Soulignant que les habitants des DOM avaient exprimé leur mécontentement face à la montée de la délinquance, le développement de l'immigration clandestine et du trafic de drogues, il a ensuite souhaité connaître les lignes de force de l'action gouvernementale pour lutter contre ces phénomènes, qui mettent à mal la cohésion sociale dans des territoires d'ores et déjà confrontés à une équation économique et sociale délicate. Il a demandé, en particulier, si la coopération entre les différents intervenants institutionnels serait améliorée et si la coopération régionale avec les pays sources d'immigration et les pays également engagés dans la lutte contre le trafic de stupéfiants dans la zone caraïbe serait renforcée.

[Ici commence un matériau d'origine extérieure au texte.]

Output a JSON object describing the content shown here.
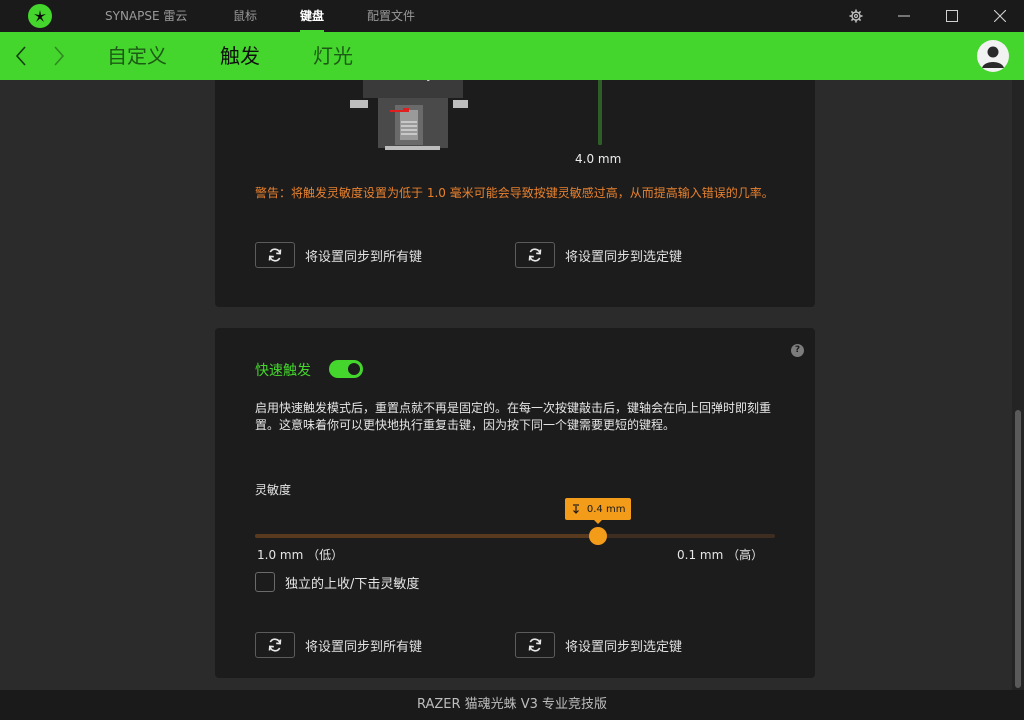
{
  "titlebar": {
    "tabs": [
      {
        "label": "SYNAPSE 雷云"
      },
      {
        "label": "鼠标"
      },
      {
        "label": "键盘"
      },
      {
        "label": "配置文件"
      }
    ],
    "active_tab": "键盘"
  },
  "subnav": {
    "tabs": [
      {
        "label": "自定义"
      },
      {
        "label": "触发"
      },
      {
        "label": "灯光"
      }
    ],
    "active_tab": "触发"
  },
  "actuation_card": {
    "distance_label": "4.0 mm",
    "warning": "警告：将触发灵敏度设置为低于 1.0 毫米可能会导致按键灵敏感过高，从而提高输入错误的几率。",
    "sync_all_label": "将设置同步到所有键",
    "sync_selected_label": "将设置同步到选定键"
  },
  "rapid_trigger_card": {
    "title": "快速触发",
    "toggle_on": true,
    "description": "启用快速触发模式后，重置点就不再是固定的。在每一次按键敲击后，键轴会在向上回弹时即刻重置。这意味着你可以更快地执行重复击键，因为按下同一个键需要更短的键程。",
    "sensitivity_label": "灵敏度",
    "slider_value_label": "0.4 mm",
    "slider_fraction": 0.66,
    "range_low": "1.0 mm （低）",
    "range_high": "0.1 mm （高）",
    "independent_label": "独立的上收/下击灵敏度",
    "independent_checked": false,
    "sync_all_label": "将设置同步到所有键",
    "sync_selected_label": "将设置同步到选定键",
    "help_icon": "?"
  },
  "footer": {
    "device_name": "RAZER 猫魂光蛛 V3 专业竞技版"
  },
  "colors": {
    "accent_green": "#44d62c",
    "warning_orange": "#e8812e",
    "slider_orange": "#f39c1a",
    "card_bg": "#1c1c1c",
    "page_bg": "#2b2b2b"
  },
  "icons": {
    "app_logo": "razer-logo-icon",
    "settings": "gear-icon",
    "minimize": "minimize-icon",
    "maximize": "maximize-icon",
    "close": "close-icon",
    "back": "chevron-left-icon",
    "forward": "chevron-right-icon",
    "profile": "avatar-icon",
    "sync": "sync-icon"
  }
}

Rappelant que l'attribution aux DOM d'un statut de région ultrapériphérique au niveau communautaire représentait un énorme progrès, il a ensuite souhaité savoir comment le Gouvernement allait favoriser une meilleure consommation des crédits des fonds structurels et faire valoir la spécificité des collectivités d'outre-mer françaises au sein de l'Union européenne, alors que le prochain élargissement risquait de diluer la perception de leur spécificité. Il a également interrogé la ministre sur l'état d'avancement du projet de création d'un centre des affaires pour l'outre-mer en métropole, qui devrait faciliter les contacts entre les entreprises d'outre-mer et les réseaux de distribution ou les investisseurs en métropole. Enfin, il souhaité connaître les projets du Gouvernement en matière de desserte aérienne de l'outre-mer.

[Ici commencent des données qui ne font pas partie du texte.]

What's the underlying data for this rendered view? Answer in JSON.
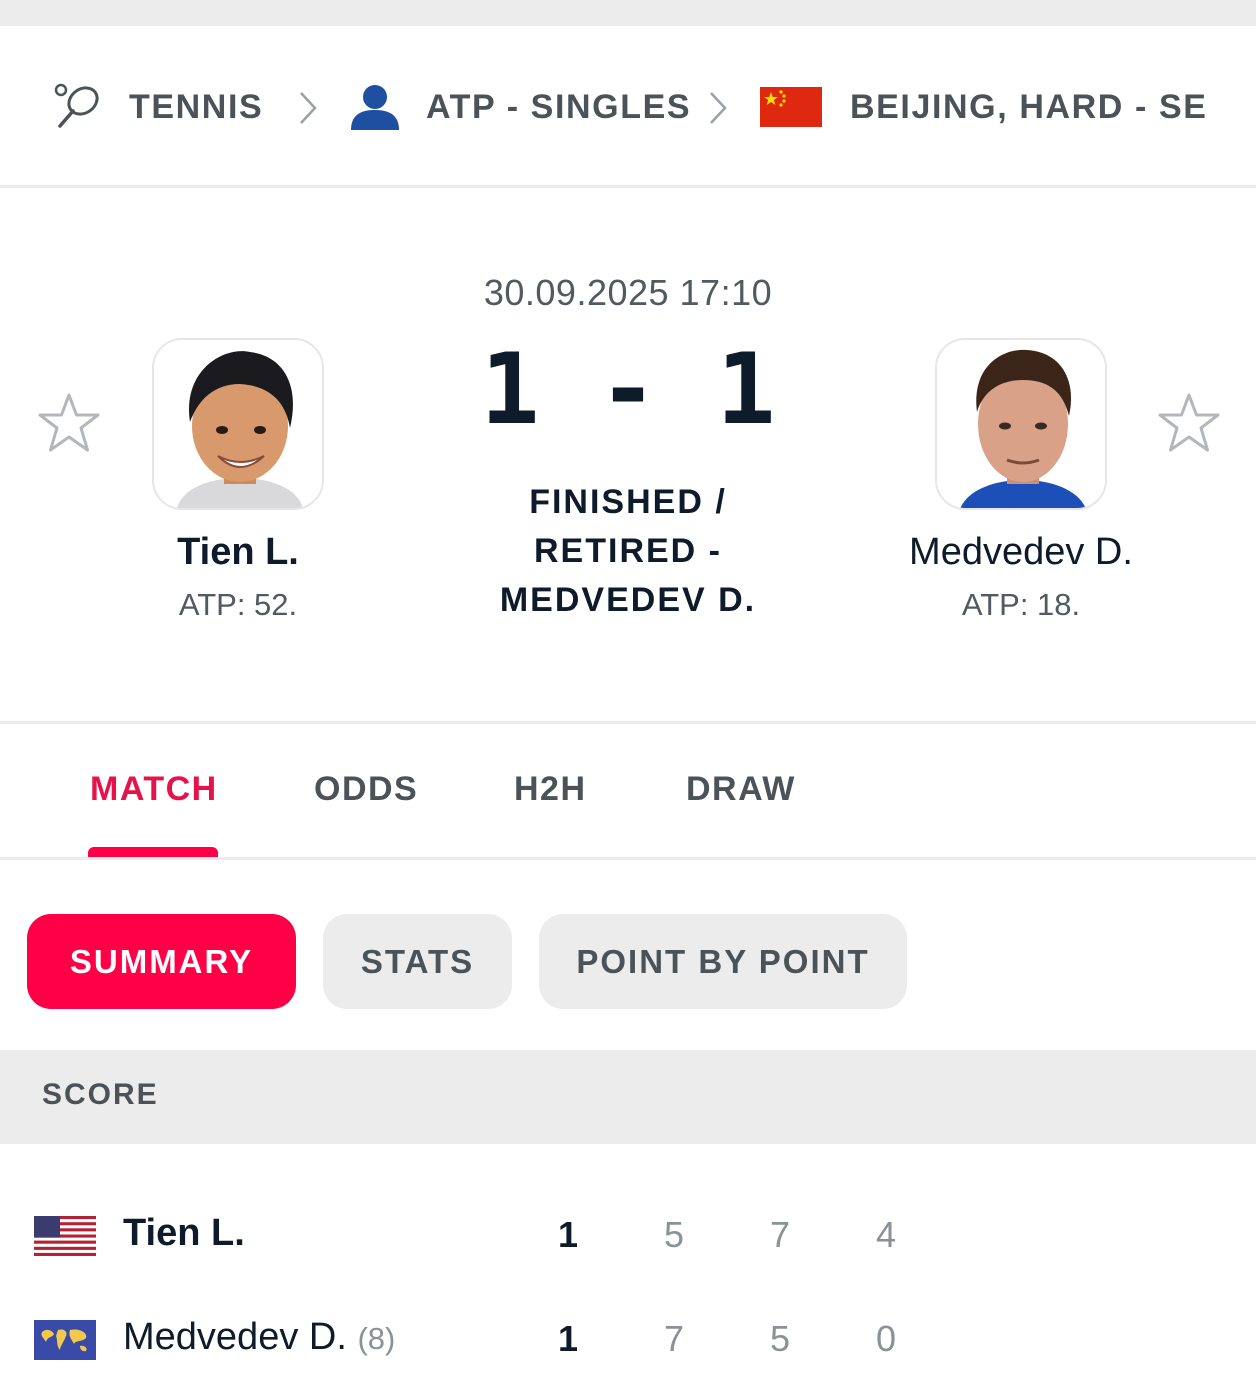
{
  "breadcrumb": {
    "sport": "TENNIS",
    "category": "ATP - SINGLES",
    "tournament": "BEIJING, HARD - SEMI-FINALS"
  },
  "match": {
    "datetime": "30.09.2025 17:10",
    "score": "1 - 1",
    "status": "FINISHED / RETIRED - MEDVEDEV D."
  },
  "players": [
    {
      "name": "Tien L.",
      "rank": "ATP: 52."
    },
    {
      "name": "Medvedev D.",
      "rank": "ATP: 18."
    }
  ],
  "tabs": [
    "MATCH",
    "ODDS",
    "H2H",
    "DRAW"
  ],
  "active_tab": "MATCH",
  "subtabs": [
    "SUMMARY",
    "STATS",
    "POINT BY POINT"
  ],
  "active_subtab": "SUMMARY",
  "score_section": {
    "title": "SCORE",
    "rows": [
      {
        "name": "Tien L.",
        "seed": "",
        "flag": "usa-flag",
        "total": "1",
        "sets": [
          "5",
          "7",
          "4"
        ]
      },
      {
        "name": "Medvedev D.",
        "seed": "(8)",
        "flag": "world-flag",
        "total": "1",
        "sets": [
          "7",
          "5",
          "0"
        ]
      }
    ]
  },
  "colors": {
    "accent": "#ff0046",
    "accent_text": "#e6134b",
    "dark_text": "#0d1b2a",
    "muted_text": "#4b5358",
    "light_bg": "#ececec"
  }
}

M. Jérôme Lambert a, tout d'abord, estimé que, contrairement à la présentation qu'en faisait la ministre, le projet de budget manquait d'orientations nouvelles et ne pouvait donc, en aucun cas, être considéré comme un budget de rupture. Il a estimé que la seule rupture perceptible était à rechercher dans la très faible progression des crédits, et même la forte réduction des crédits du FEDOM, en contraste avec les hausses importantes consenties dans les budgets précédents. Il a fait observer que le Gouvernement, qui dénonçait la faible consommation des crédits, problème lancinant du budget de l'outre-mer, n'allait pas jusqu'au bout de sa logique puisqu'il ne proposait pas de réductions de crédits corrélatives. Puis il a souligné que le projet de budget s'inscrivait dans le prolongement des orientations antérieures s'agissant notamment de l'insertion professionnelle des jeunes, du développement de l'emploi et de l'aide au logement. Il s'est d'ailleurs interrogé sur la réactivation de dispositifs tels que les contrats d'accès à l'emploi, jugeant que certaines faiblesses intrinsèques de ces mécanismes auraient justifié des réformes. Il a ensuite demandé des précisions sur l'évolution des subventions aux agences d'insertion. Enfin, il a considéré que la compagnie Air Lib devrait être aidée dans sa desserte de l'outre-mer, ce qui impliquerait que le Gouvernement fasse pression sur Swissair pour que cette compagnie tienne ses engagements.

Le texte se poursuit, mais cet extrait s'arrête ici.